Kavya (name changed), who also works as a domestic worker, says that many households have not paid her due to the lockdown and that the family solely depends on the income from her husband to meet their needs. “With the relaxation of lockdown norms, fortunately my husband can work at construction sites and earn an income of around ₹500 each day. However, all that money is now being used to buy alcohol,” she says.

She adds that the move has also instilled the fear of contracting Covid-19 infection from their alcoholic husbands. “We are worried as physical distancing will go for a toss when they stand outside liquor shops. Also, they tend to spend extra time with their friends after consuming alcohol, exposing them to many people,” she says.

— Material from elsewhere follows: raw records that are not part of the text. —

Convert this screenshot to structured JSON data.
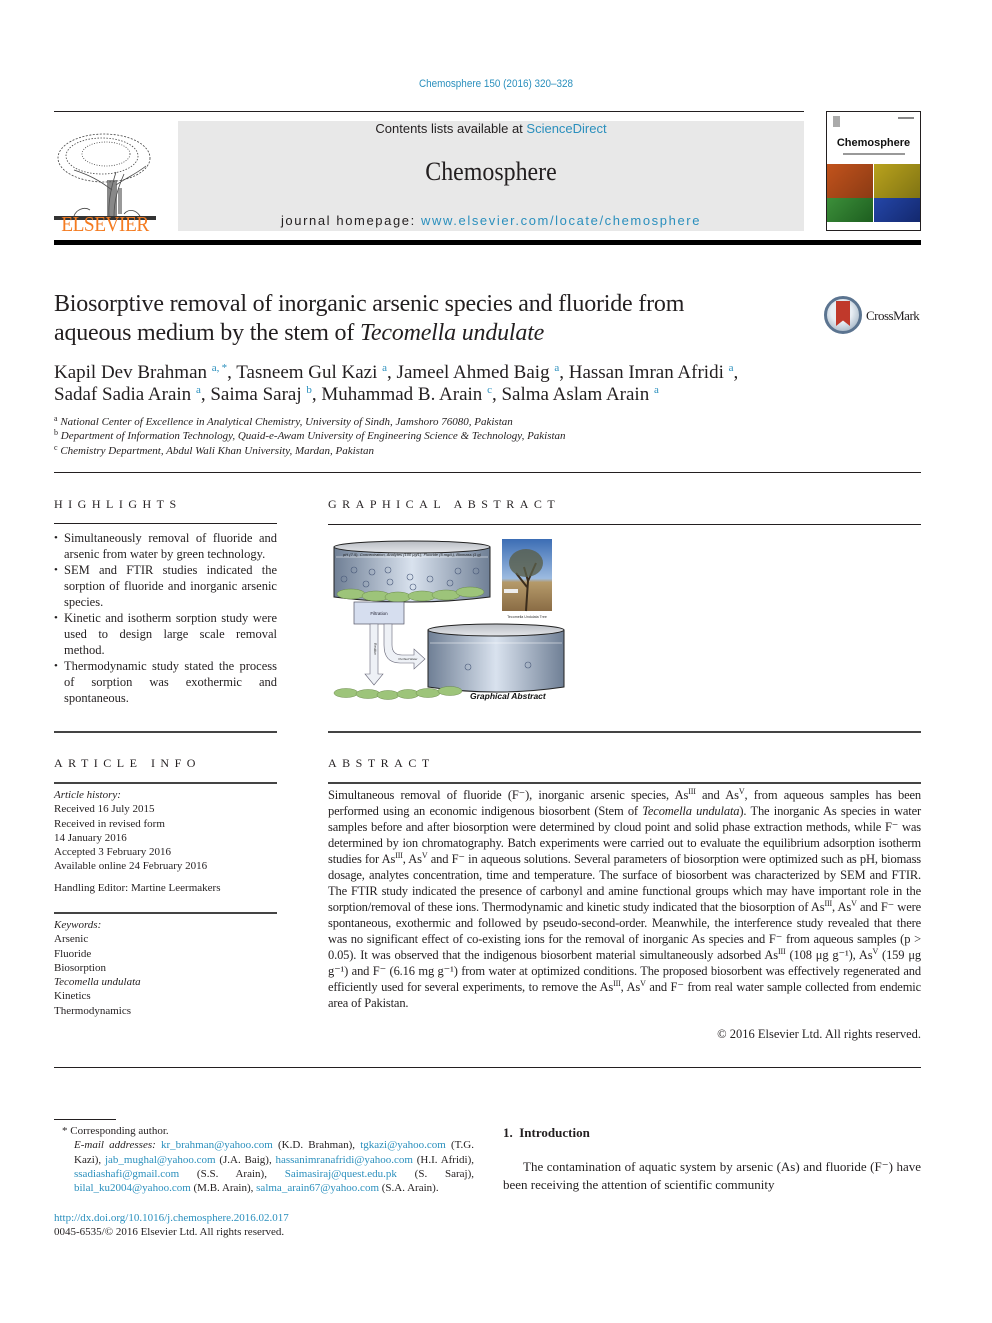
{
  "header": {
    "citation": "Chemosphere 150 (2016) 320–328",
    "contents_prefix": "Contents lists available at ",
    "contents_link": "ScienceDirect",
    "journal_title": "Chemosphere",
    "homepage_prefix": "journal homepage: ",
    "homepage_link": "www.elsevier.com/locate/chemosphere",
    "publisher_logo_text": "ELSEVIER",
    "cover_title": "Chemosphere",
    "brand_color": "#f47b20",
    "link_color": "#2a8fbd"
  },
  "article": {
    "title_line1": "Biosorptive removal of inorganic arsenic species and fluoride from",
    "title_line2_plain": "aqueous medium by the stem of ",
    "title_line2_italic": "Tecomella undulate",
    "crossmark_label": "CrossMark",
    "authors": [
      {
        "name": "Kapil Dev Brahman",
        "sup": "a, *"
      },
      {
        "name": "Tasneem Gul Kazi",
        "sup": "a"
      },
      {
        "name": "Jameel Ahmed Baig",
        "sup": "a"
      },
      {
        "name": "Hassan Imran Afridi",
        "sup": "a"
      },
      {
        "name": "Sadaf Sadia Arain",
        "sup": "a"
      },
      {
        "name": "Saima Saraj",
        "sup": "b"
      },
      {
        "name": "Muhammad B. Arain",
        "sup": "c"
      },
      {
        "name": "Salma Aslam Arain",
        "sup": "a"
      }
    ],
    "affiliations": [
      {
        "key": "a",
        "text": "National Center of Excellence in Analytical Chemistry, University of Sindh, Jamshoro 76080, Pakistan"
      },
      {
        "key": "b",
        "text": "Department of Information Technology, Quaid-e-Awam University of Engineering Science & Technology, Pakistan"
      },
      {
        "key": "c",
        "text": "Chemistry Department, Abdul Wali Khan University, Mardan, Pakistan"
      }
    ]
  },
  "highlights": {
    "heading": "HIGHLIGHTS",
    "items": [
      "Simultaneously removal of fluoride and arsenic from water by green technology.",
      "SEM and FTIR studies indicated the sorption of fluoride and inorganic arsenic species.",
      "Kinetic and isotherm sorption study were used to design large scale removal method.",
      "Thermodynamic study stated the process of sorption was exothermic and spontaneous."
    ]
  },
  "graphical_abstract": {
    "heading": "GRAPHICAL ABSTRACT",
    "tank_label": "pH (7.5), Concentration, Analytes (100 μg/L), Fluoride (5 mg/L), Biomass (1 g)",
    "filtration_label": "Filtration",
    "purified_label": "Purified Water",
    "residue_label": "Residue",
    "tree_caption": "Tecomella Undulata Tree",
    "caption": "Graphical Abstract"
  },
  "article_info": {
    "heading": "ARTICLE INFO",
    "history_label": "Article history:",
    "history": [
      "Received 16 July 2015",
      "Received in revised form",
      "14 January 2016",
      "Accepted 3 February 2016",
      "Available online 24 February 2016"
    ],
    "handling_editor": "Handling Editor: Martine Leermakers",
    "keywords_label": "Keywords:",
    "keywords": [
      "Arsenic",
      "Fluoride",
      "Biosorption",
      "Tecomella undulata",
      "Kinetics",
      "Thermodynamics"
    ]
  },
  "abstract": {
    "heading": "ABSTRACT",
    "p1": "Simultaneous removal of fluoride (F⁻), inorganic arsenic species, As",
    "p2": " and As",
    "p3": ", from aqueous samples has been performed using an economic indigenous biosorbent (Stem of ",
    "p3_italic": "Tecomella undulata",
    "p4": "). The inorganic As species in water samples before and after biosorption were determined by cloud point and solid phase extraction methods, while F⁻ was determined by ion chromatography. Batch experiments were carried out to evaluate the equilibrium adsorption isotherm studies for As",
    "p5": ", As",
    "p6": " and F⁻ in aqueous solutions. Several parameters of biosorption were optimized such as pH, biomass dosage, analytes concentration, time and temperature. The surface of biosorbent was characterized by SEM and FTIR. The FTIR study indicated the presence of carbonyl and amine functional groups which may have important role in the sorption/removal of these ions. Thermodynamic and kinetic study indicated that the biosorption of As",
    "p7": ", As",
    "p8": " and F⁻ were spontaneous, exothermic and followed by pseudo-second-order. Meanwhile, the interference study revealed that there was no significant effect of co-existing ions for the removal of inorganic As species and F⁻ from aqueous samples (p > 0.05). It was observed that the indigenous biosorbent material simultaneously adsorbed As",
    "p9": " (108 μg g⁻¹), As",
    "p10": " (159 μg g⁻¹) and F⁻ (6.16 mg g⁻¹) from water at optimized conditions. The proposed biosorbent was effectively regenerated and efficiently used for several experiments, to remove the As",
    "p11": ", As",
    "p12": " and F⁻ from real water sample collected from endemic area of Pakistan.",
    "sup_III": "III",
    "sup_V": "V",
    "copyright": "© 2016 Elsevier Ltd. All rights reserved."
  },
  "footnotes": {
    "corresponding": "* Corresponding author.",
    "email_label": "E-mail addresses: ",
    "emails": [
      {
        "email": "kr_brahman@yahoo.com",
        "who": " (K.D. Brahman), "
      },
      {
        "email": "tgkazi@yahoo.com",
        "who": " (T.G. Kazi), "
      },
      {
        "email": "jab_mughal@yahoo.com",
        "who": " (J.A. Baig), "
      },
      {
        "email": "hassanimranafridi@yahoo.com",
        "who": " (H.I. Afridi), "
      },
      {
        "email": "ssadiashafi@gmail.com",
        "who": " (S.S. Arain), "
      },
      {
        "email": "Saimasiraj@quest.edu.pk",
        "who": " (S. Saraj), "
      },
      {
        "email": "bilal_ku2004@yahoo.com",
        "who": " (M.B. Arain), "
      },
      {
        "email": "salma_arain67@yahoo.com",
        "who": " (S.A. Arain)."
      }
    ],
    "doi": "http://dx.doi.org/10.1016/j.chemosphere.2016.02.017",
    "issn": "0045-6535/© 2016 Elsevier Ltd. All rights reserved."
  },
  "introduction": {
    "heading": "1.  Introduction",
    "text": "The contamination of aquatic system by arsenic (As) and fluoride (F⁻) have been receiving the attention of scientific community"
  }
}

The reopening of alcohol shops has also robbed the opportunity of the addicts to give up liquor, says C. Ramasubramanian, a senior psychiatrist and founder of M.S. Chellamuthu Trust and Research Foundation. “The permanent solution to give up alcohol is a change of mental attitude, for which restricting easy accessibility of alcohol was an important aspect,” he says.

Concurring with this viewpoint, the chairman of Alcoholics Anonymous group in Madurai, says, “Many alcoholics had overcome withdrawal symptoms in the initial days of the lockdown and started to adopt more positive practices in their everyday routine. Now they are unable to control their desire to drink”.

On May 25 the local women at Tiruvallur near Chennai gathered in front of a liquor shop and tried to chase away the men standing in the queue. The police pacified the women. On the same day, the local public at Karaikal held a protest against Puducherry government’s decision to re-open the liquor shops.

In Didigul district of Tamil Nadu the ex-army soldiers and former police were hired for Covid-19 related work. Sadly, they are now made to ‘guard’ the liquor shops. One of them said to the local meadia person, “Sir, I served in the Indian Army safeguarding the ‘borders’ of the country. It made me proud of myself and my service. Now I am ashamed of myself since I am forced to ‘guard the liquor shop’ and that too in my army unifrom. Shame on our country!”.

Unreported domestic violence (wife and child beating) and sexual abuse are on the increase. Children are getting into a ‘depression mode’ due to repeated domestic violence. Ministry of women and child welfare and human rights commission do not seem to bother about the negative consequences of the re-opening of the liquor shops. Protests of women, social activists and opposition parties seem to go into the drain.

Neither state governments nor judiciary is in a mood to listen to people’s complaints. Their only target is ‘big sale and huge revenue’. The alcohol business blooms at the cost of human disaster. What an irony!